Williamson Heritage Farm & Apiary    
Owned by Laura Lee Nickle, Springfield
Started by: John Gately, Great-great-great-great-grandfather
Acres: 40
Founded in: 1859    

This farm is located near Chrystal Cave. The original land grant – which the family still has in its possession -- was signed by President James Buchanan. "It probably made my ancestors proud to pass this treasure on to future generations. It makes me proud to have received it. It's my job to be the link in the chain that has tended this price of Earth that provides so much for my community — beef, milk, berries, honey, and trees. That is very humbling," said Laura.

Carr Stock Farm
Owned by Wanda & Charles Bumgarner, Springfield
Started by: Charles W. and Sylvia E. Carr
Acres: 220
Founded in 1920

Six generations of the Carr family have lived on and farmed 220 acres in Greene County north of Springfield. Initially founded as a stock farm where 1,000 to 2,000 hogs were raised and sold annually during the 1930s, Carr Stock Farm now focuses on raising Angus cattle and hay production. The Angus herd originated in the 1950s as a result of Wilma Jean Carr's 4-H beef project. 

John & David O'Dell Farm
Owned by John O'Dell and David O'Dell, Fair Grove    
Started by: Guston O'Dell, grandfather
Acres: 201
Founded in 1920

Their grandfather moved here from Tazwell, Tenn., the foothills of the Cumberland mountains. Growing up, David and John helped their grandpa on the farm. They recently told me that it was their father's wish and theirs for this farm to become a century farm.

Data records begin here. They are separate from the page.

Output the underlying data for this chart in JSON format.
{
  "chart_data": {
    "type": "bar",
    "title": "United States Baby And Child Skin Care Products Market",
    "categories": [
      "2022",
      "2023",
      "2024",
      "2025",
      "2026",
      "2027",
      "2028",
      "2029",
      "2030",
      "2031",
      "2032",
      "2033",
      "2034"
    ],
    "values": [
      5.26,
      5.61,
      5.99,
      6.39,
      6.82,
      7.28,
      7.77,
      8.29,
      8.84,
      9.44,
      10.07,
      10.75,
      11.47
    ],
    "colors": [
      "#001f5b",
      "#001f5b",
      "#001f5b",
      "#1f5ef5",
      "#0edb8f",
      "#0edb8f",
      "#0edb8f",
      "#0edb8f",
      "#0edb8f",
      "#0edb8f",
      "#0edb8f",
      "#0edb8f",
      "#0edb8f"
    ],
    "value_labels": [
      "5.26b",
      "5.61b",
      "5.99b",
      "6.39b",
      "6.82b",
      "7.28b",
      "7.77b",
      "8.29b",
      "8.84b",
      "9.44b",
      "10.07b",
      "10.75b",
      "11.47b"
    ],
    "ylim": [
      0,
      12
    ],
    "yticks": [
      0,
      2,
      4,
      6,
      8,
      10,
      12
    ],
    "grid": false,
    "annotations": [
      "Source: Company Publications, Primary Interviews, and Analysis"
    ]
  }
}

"Family farms have been among our most vital partners since the founding of MU Extension more than 100 years ago. The century farm program is one way we express our gratitude to those who have contributed so much to Missouri agriculture," said Burton.


In 1976, Missouri's Centennial Farm project awarded certificates to persons owning farms that had been in the same family for 100 years or more. 

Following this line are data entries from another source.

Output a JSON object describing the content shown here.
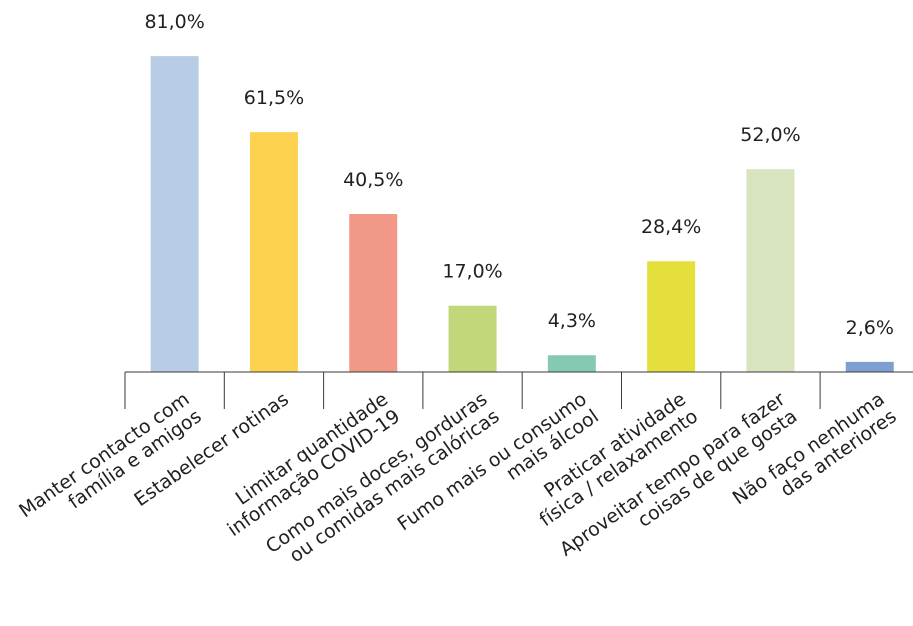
{
  "chart_data": {
    "type": "bar",
    "categories": [
      [
        "Manter contacto com",
        "família e amigos"
      ],
      [
        "Estabelecer rotinas"
      ],
      [
        "Limitar quantidade",
        "informação COVID-19"
      ],
      [
        "Como mais doces, gorduras",
        "ou comidas mais calóricas"
      ],
      [
        "Fumo mais ou consumo",
        "mais álcool"
      ],
      [
        "Praticar atividade",
        "física / relaxamento"
      ],
      [
        "Aproveitar tempo para fazer",
        "coisas de que gosta"
      ],
      [
        "Não faço nenhuma",
        "das anteriores"
      ]
    ],
    "values": [
      81.0,
      61.5,
      40.5,
      17.0,
      4.3,
      28.4,
      52.0,
      2.6
    ],
    "data_labels": [
      "81,0%",
      "61,5%",
      "40,5%",
      "17,0%",
      "4,3%",
      "28,4%",
      "52,0%",
      "2,6%"
    ],
    "bar_colors": [
      "#b8cce6",
      "#fdd24f",
      "#f29886",
      "#c2d67a",
      "#86c9b2",
      "#e4df3a",
      "#d8e3c0",
      "#7f9ed1"
    ],
    "ylim": [
      0,
      100
    ],
    "xlabel": "",
    "ylabel": "",
    "grid": false,
    "legend": "none"
  }
}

The University of Missouri's College of Agriculture, Food and Natural Resources, and MU Extension planned a 10-year update in 1986 called the Century Farm program. 

Since then, the program has been an annual event. In 2008, the Missouri Farm Bureau became a program co-sponsor. 

Since Missouri began the Century Farm program in 1976, more than 8,800-century farms have been recognized during that time.

Statewide in 2021, MU Extension has recorded 231 new Century Farms in 81 counties.

"In Greene County, we can still boast of 130 recognized Century Farms that are still in the same family and active in our local agriculture economy," said Burton.


The Missouri Century Farm Program annually recognizes Missouri farms that are still productive and have been in the same family for 100 years or more. 

To qualify for the Missouri Century Farm designation, farms must have been family-owned for 100 years or more and have at least 40 acres of the original land still making a financial contribution to the farm income. The line of ownership from the original settler or buyer may be through children, grandchildren, siblings, and nephews or nieces, through marriage or adoption.